What do you think is going on here? Is the gang already long dead? Clinging to life? Will Alex get home or is that not even a vital component to the series anymore? Just who are Gene Hunt and Jim Keats? What happened to Sam Tyler? Head to the comments section to discuss.

On the series finale of Ashes to Ashes, DCI Gene Hunt and his team investigate a diamond heist following the murder of three London gang members. But DI Alex Drake is distracted and, with encouragement from DCI Jim Keats, she decides to pursue her own investigation to the bitter end, seeking to discover whether Gene Hunt murdered Sam Tyler; Gene races after Alex, leaving Ray Carling, Chris Skelton and Shaz Granger to plan an ambitious sting operation. As Gene desperately tries to reach Alex before she discovers the truth, Chris, Shaz and Ray's world completely falls apart. It's time for Alex and the rest of the team to find out the truth about Gene Hunt...

Comments

Unknown said…
Thank you for finding time during the Upfronts and the ending of Lost to review the (near) ending of one of my
favorite shows of all time, "Ashes to Ashes."
I really don't want to guess as to the ultimate "identities" of these characters. I sense good and evil, and I like your Oz analogy, but I guess I've decided to get through this week unspoiled and just enjoy what Matthew Graham and Ashley Pharoah have written.

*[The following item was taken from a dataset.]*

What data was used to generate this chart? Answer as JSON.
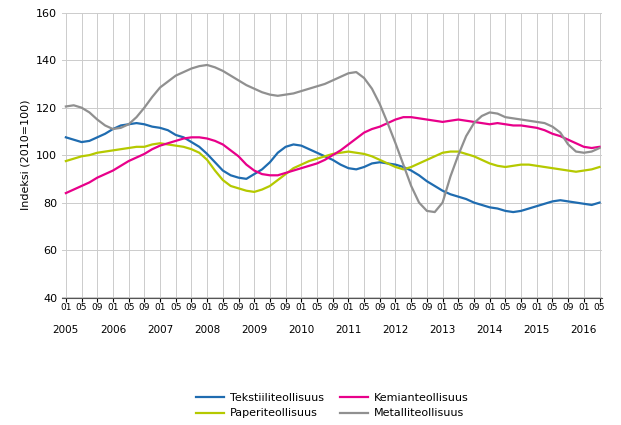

Although, with your Oz analogy, maybe Alex does get home? And is Gene the Wizard, and does he get respect? or what?

Yes, I DO have questions, but I SO don't want to be spoiled, and I don't want to write my own ending.

I will miss this show...

Can't wait for the US-release DVDs!
- Cindy from PA
Bella Spruce said…
Even though I have no idea what it means, I was so relieved when Chris finally got his "Life on Mars" moment in this last episode. Whatever is happening to them, at least they're all in it together now!

Every TV/film writer should watch that scene between Alex and Gene dancing in the dark as a "how to build sexual tension" reminder. Amazing!